Cet article a été publié sur Les Marchés, le Média de l’alimentaire.

 

Saisi d’une demande d’annulation du décret français rendant obligatoire l’étiquetage de l’origine de la viande et du lait dans les produits transformés, le Conseil d’État a interrogé la CJUE, le 27 juin dernier, sur la possibilité pour les États membres de réglementer cette question à l’échelle nationale.

En Europe, le règlement 1169/2011, dit Inco, harmonise les règles applicables à l’étiquetage des denrées alimentaires et établit un principe de loyauté des informations transmises au consommateur final. À ce titre, l’indication de l’origine n’est obligatoire que lorsque son omission serait susceptible d’induire en erreur les consommateurs. C’est le cas, en particulier, si les informations jointes à la denrée, ou l’étiquette dans son ensemble, peuvent laisser penser que la denrée a un pays d’origine ou un lieu de provenance différent, ou si l’origine indiquée n’est pas celle de son ingrédient primaire.

La Commission européenne devait, au plus tard le 13 décembre 2014, présenter un rapport sur l’étiquetage de l’origine de certaines denrées, telles que la viande, le lait et les produits laitiers. Or, dans l’attente de telles précisions, les hypothèses où cette mention devient obligatoire se sont largement multipliées à l’échelle nationale.

Marge de manœuvre faible des États membres

Entre harmonisation et justification, la marge de manœuvre des États membres est faible. En principe, les États membres ne peuvent ni adopter ni conserver de mesures nationales, sur des questions harmonisées par le règlement Inco. Ils peuvent toutefois introduire des mesures sur l’indication obligatoire de l’origine de certaines denrées pour assurer la protection du consommateur, sous réserve de respecter deux conditions : un lien avéré entre certaines propriétés de la denrée et son origine, ou sa provenance, et le fait que la majorité des consommateurs attache une importance significative à cette information.

En France, le décret no 2016/1137 du 19 août 2016 impose ainsi l’indication de l’origine du lait et des viandes utilisés en tant qu’ingrédient dans les denrées préemballées. Les opérateurs français sont, en principe, tenus d’indiquer le pays de collecte, de conditionnement et de transformation du lait. Notifié à la Commission, ce décret est applicable depuis le 1er janvier 2017… jusqu’au 31 décembre 2018, date à laquelle la Commission devrait analyser son impact sur le consommateur.

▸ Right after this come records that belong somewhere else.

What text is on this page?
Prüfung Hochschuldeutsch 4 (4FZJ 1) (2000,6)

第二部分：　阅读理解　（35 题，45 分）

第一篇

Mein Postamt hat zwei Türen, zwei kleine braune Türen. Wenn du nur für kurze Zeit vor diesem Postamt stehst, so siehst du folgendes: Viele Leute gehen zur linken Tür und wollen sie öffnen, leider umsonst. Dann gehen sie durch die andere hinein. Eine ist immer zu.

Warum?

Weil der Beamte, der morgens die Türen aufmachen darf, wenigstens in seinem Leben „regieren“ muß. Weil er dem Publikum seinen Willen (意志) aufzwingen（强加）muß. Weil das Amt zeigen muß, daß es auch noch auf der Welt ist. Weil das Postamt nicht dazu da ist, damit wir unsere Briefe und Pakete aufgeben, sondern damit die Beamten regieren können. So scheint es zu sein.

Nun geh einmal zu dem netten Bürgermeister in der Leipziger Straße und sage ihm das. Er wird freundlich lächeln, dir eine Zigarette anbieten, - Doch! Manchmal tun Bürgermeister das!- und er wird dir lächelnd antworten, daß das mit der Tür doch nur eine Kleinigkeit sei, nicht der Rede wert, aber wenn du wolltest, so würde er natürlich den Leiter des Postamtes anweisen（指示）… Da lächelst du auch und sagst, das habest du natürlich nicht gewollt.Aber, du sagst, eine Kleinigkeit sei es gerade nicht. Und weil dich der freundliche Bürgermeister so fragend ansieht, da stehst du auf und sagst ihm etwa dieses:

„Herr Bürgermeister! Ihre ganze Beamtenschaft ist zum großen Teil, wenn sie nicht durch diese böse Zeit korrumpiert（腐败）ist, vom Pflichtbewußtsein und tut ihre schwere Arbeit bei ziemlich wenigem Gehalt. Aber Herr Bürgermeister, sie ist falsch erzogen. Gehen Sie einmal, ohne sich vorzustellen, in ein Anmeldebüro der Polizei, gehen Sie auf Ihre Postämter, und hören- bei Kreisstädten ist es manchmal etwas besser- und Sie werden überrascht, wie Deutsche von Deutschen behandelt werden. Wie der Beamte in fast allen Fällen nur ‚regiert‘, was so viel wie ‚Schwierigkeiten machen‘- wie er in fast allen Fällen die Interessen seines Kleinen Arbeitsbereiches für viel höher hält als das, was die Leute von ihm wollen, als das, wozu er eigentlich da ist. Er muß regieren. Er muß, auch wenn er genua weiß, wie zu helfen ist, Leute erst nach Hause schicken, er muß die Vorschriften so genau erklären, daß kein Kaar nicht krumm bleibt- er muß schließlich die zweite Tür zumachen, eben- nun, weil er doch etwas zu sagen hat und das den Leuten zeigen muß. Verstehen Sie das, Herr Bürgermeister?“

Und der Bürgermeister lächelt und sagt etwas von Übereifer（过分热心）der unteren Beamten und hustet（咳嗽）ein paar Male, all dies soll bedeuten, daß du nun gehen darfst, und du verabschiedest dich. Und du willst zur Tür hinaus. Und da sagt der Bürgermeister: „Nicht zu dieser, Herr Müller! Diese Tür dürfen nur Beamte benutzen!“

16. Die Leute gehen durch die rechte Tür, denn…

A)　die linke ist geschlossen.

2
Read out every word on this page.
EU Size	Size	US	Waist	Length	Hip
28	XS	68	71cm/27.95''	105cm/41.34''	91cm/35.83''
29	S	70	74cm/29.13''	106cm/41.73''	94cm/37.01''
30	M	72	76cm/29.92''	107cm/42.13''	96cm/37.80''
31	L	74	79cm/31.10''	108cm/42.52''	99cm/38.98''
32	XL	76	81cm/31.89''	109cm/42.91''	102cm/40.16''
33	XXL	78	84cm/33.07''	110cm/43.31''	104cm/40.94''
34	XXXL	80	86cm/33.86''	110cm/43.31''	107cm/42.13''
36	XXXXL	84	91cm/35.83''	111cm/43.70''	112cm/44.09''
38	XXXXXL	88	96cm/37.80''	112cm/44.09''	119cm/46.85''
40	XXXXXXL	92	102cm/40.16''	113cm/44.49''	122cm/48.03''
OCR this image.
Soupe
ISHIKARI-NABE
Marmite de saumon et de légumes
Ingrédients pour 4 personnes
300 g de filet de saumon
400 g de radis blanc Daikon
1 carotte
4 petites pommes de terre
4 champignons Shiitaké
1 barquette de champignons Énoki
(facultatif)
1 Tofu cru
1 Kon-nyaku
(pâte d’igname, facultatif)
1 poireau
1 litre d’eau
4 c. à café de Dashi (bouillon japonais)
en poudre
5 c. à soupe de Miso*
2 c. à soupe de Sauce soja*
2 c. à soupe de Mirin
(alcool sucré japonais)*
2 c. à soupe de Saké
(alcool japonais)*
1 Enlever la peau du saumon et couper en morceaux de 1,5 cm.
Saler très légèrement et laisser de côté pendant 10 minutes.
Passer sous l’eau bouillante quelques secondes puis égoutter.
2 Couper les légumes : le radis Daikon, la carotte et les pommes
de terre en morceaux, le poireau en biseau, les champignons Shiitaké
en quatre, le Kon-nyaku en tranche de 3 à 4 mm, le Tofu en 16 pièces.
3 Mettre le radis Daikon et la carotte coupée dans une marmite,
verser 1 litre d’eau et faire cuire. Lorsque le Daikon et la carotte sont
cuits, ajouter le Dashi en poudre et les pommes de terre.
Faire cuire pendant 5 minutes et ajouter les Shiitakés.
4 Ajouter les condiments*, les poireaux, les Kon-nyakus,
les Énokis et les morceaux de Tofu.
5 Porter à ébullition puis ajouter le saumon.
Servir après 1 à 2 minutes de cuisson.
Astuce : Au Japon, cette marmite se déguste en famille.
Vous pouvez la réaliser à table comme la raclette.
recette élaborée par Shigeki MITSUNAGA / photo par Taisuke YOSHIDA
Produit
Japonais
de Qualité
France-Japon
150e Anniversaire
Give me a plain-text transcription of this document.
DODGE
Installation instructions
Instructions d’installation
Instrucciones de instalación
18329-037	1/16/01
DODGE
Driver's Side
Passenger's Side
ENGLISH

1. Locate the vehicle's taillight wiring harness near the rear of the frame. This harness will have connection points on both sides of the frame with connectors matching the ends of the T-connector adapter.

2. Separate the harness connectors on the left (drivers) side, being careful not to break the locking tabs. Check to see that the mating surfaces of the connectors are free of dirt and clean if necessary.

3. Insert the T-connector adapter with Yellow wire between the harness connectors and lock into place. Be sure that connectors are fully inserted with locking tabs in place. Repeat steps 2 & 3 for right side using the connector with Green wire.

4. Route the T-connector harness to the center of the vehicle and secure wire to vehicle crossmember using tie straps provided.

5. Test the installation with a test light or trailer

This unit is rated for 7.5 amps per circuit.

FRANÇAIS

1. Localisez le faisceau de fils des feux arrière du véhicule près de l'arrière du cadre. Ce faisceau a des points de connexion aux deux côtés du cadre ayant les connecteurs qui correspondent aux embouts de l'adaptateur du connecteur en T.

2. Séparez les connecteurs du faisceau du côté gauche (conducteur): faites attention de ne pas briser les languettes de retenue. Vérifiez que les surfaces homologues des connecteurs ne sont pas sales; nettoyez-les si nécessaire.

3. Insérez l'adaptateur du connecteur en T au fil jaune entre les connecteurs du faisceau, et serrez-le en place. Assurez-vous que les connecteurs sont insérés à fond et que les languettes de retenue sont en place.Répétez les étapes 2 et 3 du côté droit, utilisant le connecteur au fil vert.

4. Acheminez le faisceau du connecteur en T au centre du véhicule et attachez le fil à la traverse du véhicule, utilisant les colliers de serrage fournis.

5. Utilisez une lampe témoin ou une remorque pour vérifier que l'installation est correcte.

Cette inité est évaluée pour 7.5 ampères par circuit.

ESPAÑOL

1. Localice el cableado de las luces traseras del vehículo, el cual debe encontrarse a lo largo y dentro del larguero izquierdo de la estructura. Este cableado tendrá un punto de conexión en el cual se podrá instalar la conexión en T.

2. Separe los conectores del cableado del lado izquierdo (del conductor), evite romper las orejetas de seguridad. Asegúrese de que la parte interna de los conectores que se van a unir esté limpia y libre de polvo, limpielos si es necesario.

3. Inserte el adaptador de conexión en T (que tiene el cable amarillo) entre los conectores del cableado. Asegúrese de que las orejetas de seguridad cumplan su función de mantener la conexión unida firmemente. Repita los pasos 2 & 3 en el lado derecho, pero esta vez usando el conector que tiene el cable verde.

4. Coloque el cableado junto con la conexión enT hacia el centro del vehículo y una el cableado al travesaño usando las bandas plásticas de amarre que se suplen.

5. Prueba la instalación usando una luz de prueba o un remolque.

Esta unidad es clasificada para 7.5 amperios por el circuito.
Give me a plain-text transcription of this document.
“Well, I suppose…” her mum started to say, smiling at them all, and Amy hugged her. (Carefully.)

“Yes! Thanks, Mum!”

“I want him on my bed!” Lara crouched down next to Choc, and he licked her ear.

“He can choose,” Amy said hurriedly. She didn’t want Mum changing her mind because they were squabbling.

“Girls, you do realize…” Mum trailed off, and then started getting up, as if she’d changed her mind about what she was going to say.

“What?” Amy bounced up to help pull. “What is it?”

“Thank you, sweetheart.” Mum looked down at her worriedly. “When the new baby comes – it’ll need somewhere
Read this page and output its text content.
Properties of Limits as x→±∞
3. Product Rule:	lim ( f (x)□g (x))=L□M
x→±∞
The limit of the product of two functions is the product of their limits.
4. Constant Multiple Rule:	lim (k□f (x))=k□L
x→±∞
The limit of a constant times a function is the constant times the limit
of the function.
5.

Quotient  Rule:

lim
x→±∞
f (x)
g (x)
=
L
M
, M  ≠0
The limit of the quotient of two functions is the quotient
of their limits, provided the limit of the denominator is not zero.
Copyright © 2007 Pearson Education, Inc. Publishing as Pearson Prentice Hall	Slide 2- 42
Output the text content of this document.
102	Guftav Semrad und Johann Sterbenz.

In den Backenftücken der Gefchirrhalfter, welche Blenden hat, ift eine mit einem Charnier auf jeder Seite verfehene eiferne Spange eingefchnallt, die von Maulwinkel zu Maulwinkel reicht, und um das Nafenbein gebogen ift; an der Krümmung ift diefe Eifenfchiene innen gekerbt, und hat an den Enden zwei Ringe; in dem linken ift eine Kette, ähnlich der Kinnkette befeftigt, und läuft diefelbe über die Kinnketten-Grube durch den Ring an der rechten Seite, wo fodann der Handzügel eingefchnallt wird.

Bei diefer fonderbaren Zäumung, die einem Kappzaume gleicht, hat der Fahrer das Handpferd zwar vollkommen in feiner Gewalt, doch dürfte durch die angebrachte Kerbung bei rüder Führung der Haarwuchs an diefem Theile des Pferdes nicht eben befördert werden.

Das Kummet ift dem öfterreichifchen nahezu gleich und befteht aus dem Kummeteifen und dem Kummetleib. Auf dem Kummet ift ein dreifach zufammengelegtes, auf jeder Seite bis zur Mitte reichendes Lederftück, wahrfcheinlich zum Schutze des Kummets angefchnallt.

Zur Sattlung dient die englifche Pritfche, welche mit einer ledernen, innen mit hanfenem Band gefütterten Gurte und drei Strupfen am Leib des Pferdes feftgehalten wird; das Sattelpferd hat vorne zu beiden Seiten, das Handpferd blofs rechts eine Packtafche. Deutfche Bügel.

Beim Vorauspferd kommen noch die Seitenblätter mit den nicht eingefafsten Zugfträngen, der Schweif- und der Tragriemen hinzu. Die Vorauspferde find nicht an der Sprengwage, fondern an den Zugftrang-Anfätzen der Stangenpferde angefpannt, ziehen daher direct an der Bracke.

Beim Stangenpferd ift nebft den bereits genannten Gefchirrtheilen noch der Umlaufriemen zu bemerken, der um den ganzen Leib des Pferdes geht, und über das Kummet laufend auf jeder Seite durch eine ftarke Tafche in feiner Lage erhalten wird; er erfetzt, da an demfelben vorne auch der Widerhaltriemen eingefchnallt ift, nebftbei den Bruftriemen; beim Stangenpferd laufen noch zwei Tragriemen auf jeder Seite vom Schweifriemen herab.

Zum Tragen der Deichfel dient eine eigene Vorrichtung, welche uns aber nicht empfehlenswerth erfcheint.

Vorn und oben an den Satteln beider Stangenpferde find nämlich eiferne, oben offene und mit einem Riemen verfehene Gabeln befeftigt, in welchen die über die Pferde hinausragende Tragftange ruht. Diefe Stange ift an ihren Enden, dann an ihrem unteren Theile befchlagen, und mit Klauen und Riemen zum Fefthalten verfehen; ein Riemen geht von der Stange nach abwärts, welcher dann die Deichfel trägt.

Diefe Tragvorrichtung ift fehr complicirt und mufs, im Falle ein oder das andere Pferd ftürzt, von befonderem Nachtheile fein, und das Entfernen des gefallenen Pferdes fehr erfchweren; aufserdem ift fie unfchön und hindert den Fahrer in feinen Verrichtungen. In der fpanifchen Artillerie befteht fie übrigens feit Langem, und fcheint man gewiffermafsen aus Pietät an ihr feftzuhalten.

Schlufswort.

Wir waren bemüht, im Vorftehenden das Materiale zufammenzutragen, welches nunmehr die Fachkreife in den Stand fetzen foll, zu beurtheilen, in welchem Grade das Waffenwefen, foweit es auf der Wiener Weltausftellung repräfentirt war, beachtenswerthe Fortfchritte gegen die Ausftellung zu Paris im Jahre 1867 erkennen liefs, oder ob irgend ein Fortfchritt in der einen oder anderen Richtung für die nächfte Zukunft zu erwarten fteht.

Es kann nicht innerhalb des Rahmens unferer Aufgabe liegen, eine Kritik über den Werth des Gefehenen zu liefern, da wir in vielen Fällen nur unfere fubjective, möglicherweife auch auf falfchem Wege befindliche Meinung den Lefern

Demande d’annulation par Lactalis

Le Conseil d’État français a cependant été saisi, par la société Lactalis, d’une demande d’annulation de ce texte. Selon elle, la mention de l’origine est harmonisée par le règlement Inco, ce qui exclut la possibilité pour la France de réglementer la question. Elle soutient aussi que – quand bien même le règlement Inco laisserait la possibilité à un État de réglementer cette question – l’existence d’un lien avéré entre certaines propriétés de la denrée et son origine ou sa provenance n’est pas démontrée. Mais le Conseil d’État ne pouvant pas interpréter les dispositions européennes, il s’est tourné vers la CJUE, pour l’interroger sur la portée des deux critères prévus par le règlement Inco pour l’adoption d’une mesure nationale visant à protéger le consommateur.

Bien que la CJUE ne soit pas en mesure de répondre à cette question préjudicielle avant la fin de l’expérimentation française (fin 2018) compte tenu des délais de procédure, sa saisine reste très pertinente au regard de la légalité de plusieurs autres mesures nationales en matière d’étiquetage de l’origine des denrées en Europe.Cette question est d’autant plus délicate, qu’au-delà de la stricte interprétation des dispositions du règlement Inco, elle met surtout en balance la protection de l’agriculture nationale et la libre circulation des denrées.